Categorized | General Interest

Rich Gets It Right

I’m one of those people that has been totally unimpressed by the excitement over Bob Woodward’s new book. I haven’t read any of Woodward’s books since “All The President’s Men” primarily because he is simply a regurgitator, with some extra facts, of either the conventional wisdom or the anti-convention wisdom once it becomes the new conventional wisdom. To wit: gee, we now know the Bush Administration lied about the war and is incompetent.
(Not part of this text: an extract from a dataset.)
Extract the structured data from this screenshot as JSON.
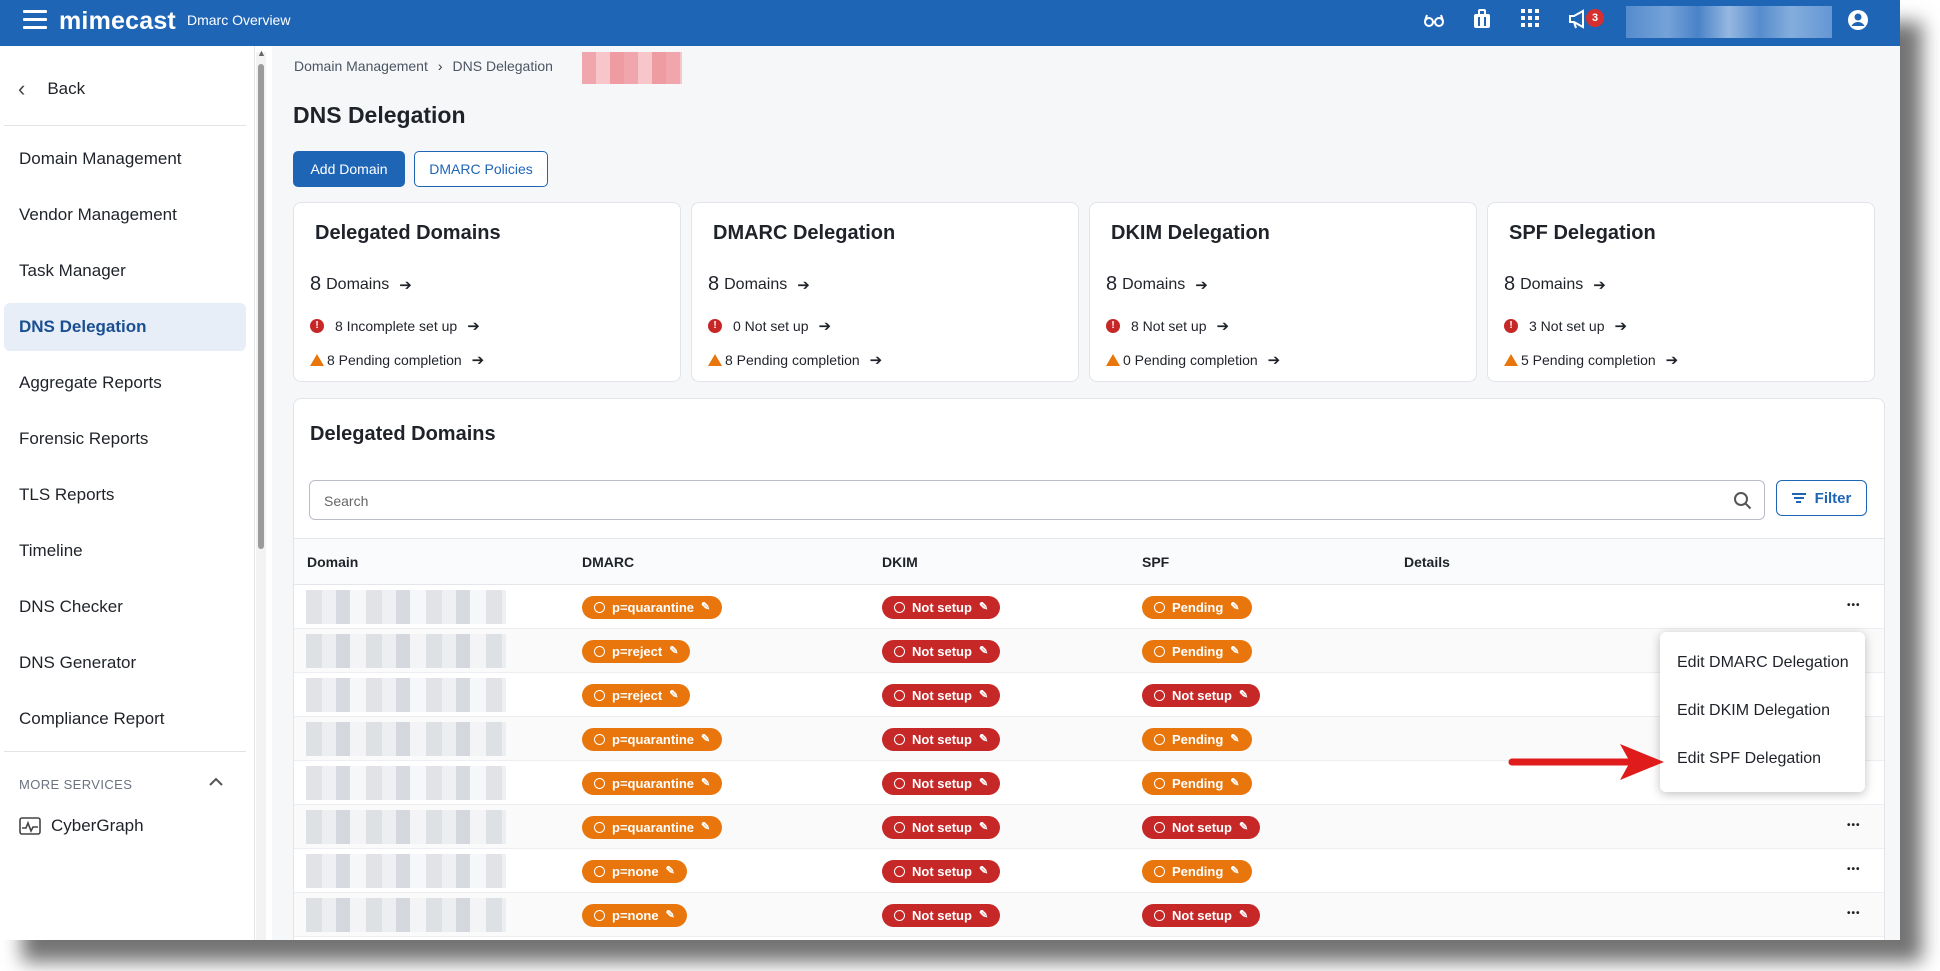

The real question has to be: where were the reporters back in 2002? Well, they were all cheerleaders for the rush to war. Anyway, Frank Rich gets it right–again–in his column entitled “So You Call This Breaking News” where he, among other point says:

The supposedly shocking key finding in the N.I.E. — that the Iraq war is a boon to terrorism — isn’t remotely news. It first turned up in a classified C.I.A. report leaked to the press in June 2005. It’s also long been visible to the naked eye. The latest New York Times/CBS News poll, conducted before any revelations from the N.I.E., found that nearly half the country believes that the Iraq war is increasing the terrorist threat against America and only 12 percent thinks the war is decreasing that threat. Americans don’t have to pore over leaked intelligence documents to learn this. They just have to turn on the television.

Tonight on “60 Minutes,” Bob Woodward will spill another supposedly shocking intelligence finding revealed in his new book: a secret government prediction that the insurgency will grow worse next year. Who’d have thunk it? Given that the insurgency is growing worse every day right now — last week suicide bombings hit a record high in Baghdad — the real surprise would be if the government predicted an armistice. A poll released last week by the Program on International Policy Attitudes at the University of Maryland found that about 6 in 10 Iraqis approved of attacks on American forces. Tardy investigative reporting is hardly needed to figure out that the insurgency is thriving.

The rest of Rich’s column is here. Personally, I would recommend saving your money on Woodward’s book and buying Rich’s new book instead: “The Greatest Story Ever Sold: The Decline and Fall of Truth from 9/11 to Katrina.”